The Legacy of H. G. Wells

Solution

Several of you observed that any ray of light that enters from below will exit in the exact same direction above in the same vertical line. This makes the object an "invisible object"!

A more challenging question might have been: Find a similar setup — the same geometry — using points with integer coordinates. John Sullivan found one in the triangle A = (11, 0, 0), B = (5, 0, 12), C = (11, 0, 24). Indeed, he worked out the whole story. His formula appears below.

An animation and discussion, with a reference to a recent paper, can be found at http://www.etudes.ru/en/etudes/inviz/. Watch the first and last few seconds of the animation to see what happens when the object is rotated into position.

Nikolai Andreev, who told me about this, tells me that his institute has built a working model but, because of the need for parallel rays, it works only when viewed from a distance. It would be quite easy to make the required shape using a 3D printer. But getting perfectly reflecting faces is not so easy. In any case, this is a rather cool idea for getting an invisible objet. The web site above has more information, including a reference to a recent research paper on the subject.

The trigonometry work needed to work out the solution is easy. The diagram below shows the case with rational coordinates, but scaling up yields Sullivan's integer solution, given above.
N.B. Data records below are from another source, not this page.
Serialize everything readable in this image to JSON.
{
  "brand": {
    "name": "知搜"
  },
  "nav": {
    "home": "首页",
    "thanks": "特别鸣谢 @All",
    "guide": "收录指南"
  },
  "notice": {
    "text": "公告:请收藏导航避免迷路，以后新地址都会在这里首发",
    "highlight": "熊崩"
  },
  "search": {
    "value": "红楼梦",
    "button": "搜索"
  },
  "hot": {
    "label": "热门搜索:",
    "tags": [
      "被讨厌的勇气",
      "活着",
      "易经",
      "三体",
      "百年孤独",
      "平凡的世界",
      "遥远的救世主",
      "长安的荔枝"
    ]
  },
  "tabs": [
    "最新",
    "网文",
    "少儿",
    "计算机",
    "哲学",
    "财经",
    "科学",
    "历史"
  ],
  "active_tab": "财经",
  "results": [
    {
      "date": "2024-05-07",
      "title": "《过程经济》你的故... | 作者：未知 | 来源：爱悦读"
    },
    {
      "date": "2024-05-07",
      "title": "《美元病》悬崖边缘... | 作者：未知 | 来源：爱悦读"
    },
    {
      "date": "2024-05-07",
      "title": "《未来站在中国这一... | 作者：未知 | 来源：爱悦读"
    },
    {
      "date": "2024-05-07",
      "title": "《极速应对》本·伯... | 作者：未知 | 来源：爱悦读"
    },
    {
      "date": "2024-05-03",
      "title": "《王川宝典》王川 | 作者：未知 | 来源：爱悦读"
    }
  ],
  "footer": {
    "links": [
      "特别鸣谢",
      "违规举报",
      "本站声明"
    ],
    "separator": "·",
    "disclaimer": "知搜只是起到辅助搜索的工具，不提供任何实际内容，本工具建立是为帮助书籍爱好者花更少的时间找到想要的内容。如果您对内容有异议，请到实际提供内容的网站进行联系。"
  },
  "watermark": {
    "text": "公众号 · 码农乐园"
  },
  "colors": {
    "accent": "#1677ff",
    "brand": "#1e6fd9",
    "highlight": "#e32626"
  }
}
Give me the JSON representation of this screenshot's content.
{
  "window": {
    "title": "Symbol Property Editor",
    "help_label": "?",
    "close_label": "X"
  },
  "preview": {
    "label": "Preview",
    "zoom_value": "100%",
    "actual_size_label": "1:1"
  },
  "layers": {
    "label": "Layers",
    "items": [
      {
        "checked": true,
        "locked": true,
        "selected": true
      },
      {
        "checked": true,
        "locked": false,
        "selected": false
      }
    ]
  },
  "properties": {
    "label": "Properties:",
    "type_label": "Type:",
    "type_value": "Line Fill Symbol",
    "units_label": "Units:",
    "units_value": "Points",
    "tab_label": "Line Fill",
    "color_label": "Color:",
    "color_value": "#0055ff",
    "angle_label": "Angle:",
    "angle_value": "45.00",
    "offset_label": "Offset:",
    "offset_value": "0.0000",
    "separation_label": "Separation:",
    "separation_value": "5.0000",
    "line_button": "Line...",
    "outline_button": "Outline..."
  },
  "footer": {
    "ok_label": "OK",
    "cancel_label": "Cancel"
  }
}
John Sullivan's formula is this:

Start with an isoceles triangle ABC of base BC having length 2 and height t < 1 (where t is for the tangent of the base angle). Place it in the first quadrant of the xz-plane with vertical base and with A left of the base and at distance a from the z-axis.

We then want t + 2a to be the tangent of the double angle:

t + 2a = 2t/(1 − t²)

So,

a = t (1/2 + 1/(1 − t²))

Thus the vertices are (t + a, 0, 0), (a, 0, 1), (t + a, 0, 2).